Using artifact image in code repository

Jacob_SE · October 22, 2024, 10:53am

Hi,

I am planning to use the “Unstructured IO” library to parse PDFs. However, I encountered dependency issues when trying to import the library normally, as described in the quick start guide.

As a workaround, I decided to use the Docker option and uploaded the Docker image to our artifact repository. The documentation mentions using a sidecar decoration, but I am unable to find instructions on how to use the Unstructured IO library in our code repository.
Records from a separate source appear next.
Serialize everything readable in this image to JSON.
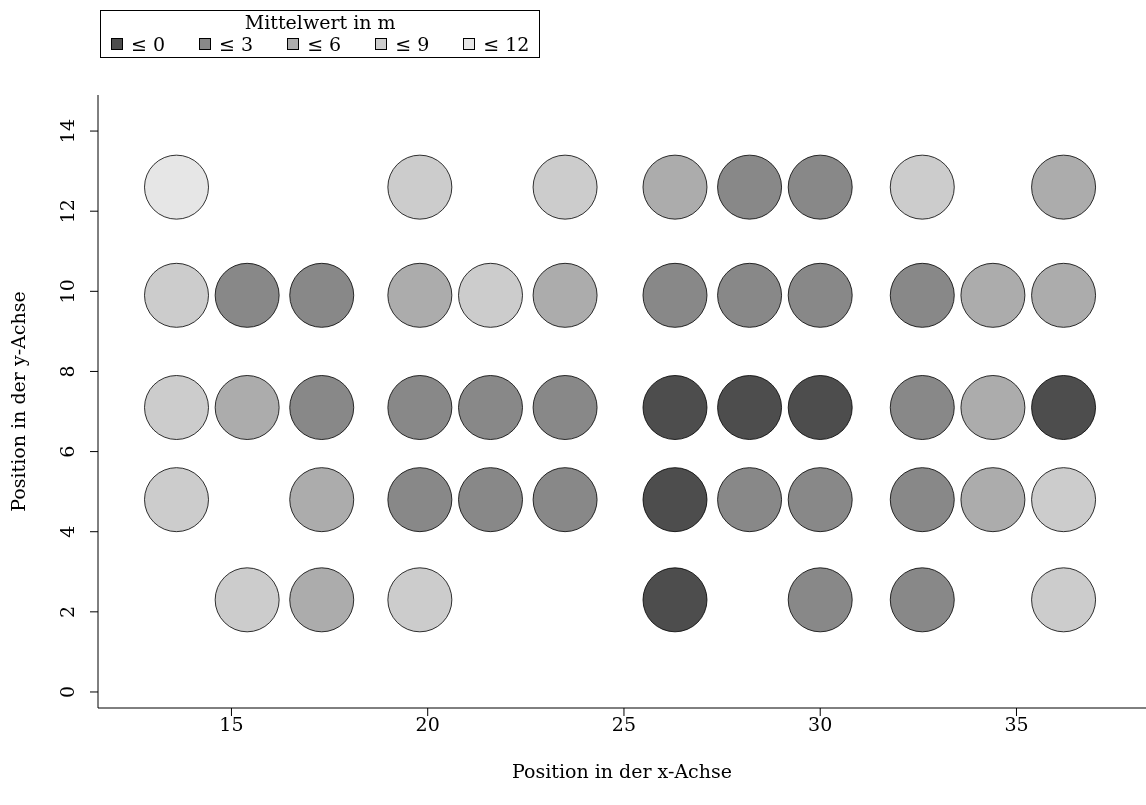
{
  "chart_data": {
    "type": "scatter",
    "xlabel": "Position in der x-Achse",
    "ylabel": "Position in der y-Achse",
    "legend_title": "Mittelwert in m",
    "legend": "top left",
    "marker": "circle",
    "grid": false,
    "xlim": [
      11.6,
      38.3
    ],
    "xticks": [
      15,
      20,
      25,
      30,
      35
    ],
    "ylim": [
      -0.4,
      14.9
    ],
    "yticks": [
      0,
      2,
      4,
      6,
      8,
      10,
      12,
      14
    ],
    "series": [
      {
        "name": "≤ 0",
        "color": "#4d4d4d",
        "x": [
          26.3,
          28.2,
          30.0,
          26.3,
          26.3,
          36.2
        ],
        "values": [
          7.1,
          7.1,
          7.1,
          4.8,
          2.3,
          7.1
        ]
      },
      {
        "name": "≤ 3",
        "color": "#888888",
        "x": [
          28.2,
          30.0,
          15.4,
          17.3,
          26.3,
          28.2,
          30.0,
          32.6,
          17.3,
          19.8,
          21.6,
          23.5,
          32.6,
          19.8,
          21.6,
          23.5,
          28.2,
          30.0,
          32.6,
          30.0,
          32.6
        ],
        "values": [
          12.6,
          12.6,
          9.9,
          9.9,
          9.9,
          9.9,
          9.9,
          9.9,
          7.1,
          7.1,
          7.1,
          7.1,
          7.1,
          4.8,
          4.8,
          4.8,
          4.8,
          4.8,
          4.8,
          2.3,
          2.3
        ]
      },
      {
        "name": "≤ 6",
        "color": "#acacac",
        "x": [
          26.3,
          36.2,
          19.8,
          23.5,
          34.4,
          36.2,
          15.4,
          34.4,
          17.3,
          34.4,
          17.3
        ],
        "values": [
          12.6,
          12.6,
          9.9,
          9.9,
          9.9,
          9.9,
          7.1,
          7.1,
          4.8,
          4.8,
          2.3
        ]
      },
      {
        "name": "≤ 9",
        "color": "#cccccc",
        "x": [
          19.8,
          23.5,
          32.6,
          13.6,
          21.6,
          13.6,
          13.6,
          36.2,
          15.4,
          19.8,
          36.2
        ],
        "values": [
          12.6,
          12.6,
          12.6,
          9.9,
          9.9,
          7.1,
          4.8,
          4.8,
          2.3,
          2.3,
          2.3
        ]
      },
      {
        "name": "≤ 12",
        "color": "#e6e6e6",
        "x": [
          13.6
        ],
        "values": [
          12.6
        ]
      }
    ]
  }
}
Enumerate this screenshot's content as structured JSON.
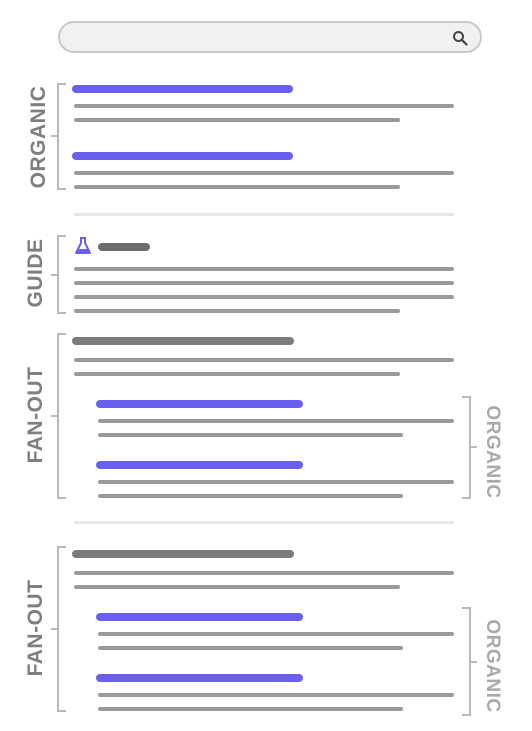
{
  "search": {
    "icon": "search-icon"
  },
  "sections": {
    "organic_label": "ORGANIC",
    "guide_label": "GUIDE",
    "fanout_1_label": "FAN-OUT",
    "fanout_1_sub_label": "ORGANIC",
    "fanout_2_label": "FAN-OUT",
    "fanout_2_sub_label": "ORGANIC",
    "guide_icon": "flask-icon"
  },
  "colors": {
    "accent": "#6a5ff0",
    "bracket": "#b9b9b9",
    "label": "#7f7f7f",
    "line": "#9a9a9a"
  }
}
Could you please help me with this?

nicornk · October 22, 2024, 5:52pm

You could leverage the Bring your own container workflows from lightweight transform:

https://palantir.com/docs/foundry/transforms-python/lightweight-examples//

I do think you could make the unstructured library work in regular code repository as well. You will need to add the system dependencies through conda-forge. Worth giving it a shot.

Jacob_SE · October 24, 2024, 6:48am

Thank you for your response.

I will try the lightweight option.

However, I have already attempted to add dependencies through conda-forge, including the recommended libraries listed below, but I encountered issues. The system continuously prompted me to install additional libraries that were not listed. After installing those libraries, it still requested the same ones.

libmagic-dev: Essential for filetype detection.
poppler-utils: Needed for images and PDFs.
tesseract-ocr: Essential for images and PDFs.
libreoffice: For MS Office documents.
pandoc: For EPUBs, RTFs, and Open Office documents. Please note that to handle RTF files, you need version 2.14.2 or newer. Running this script will install the correct version for you.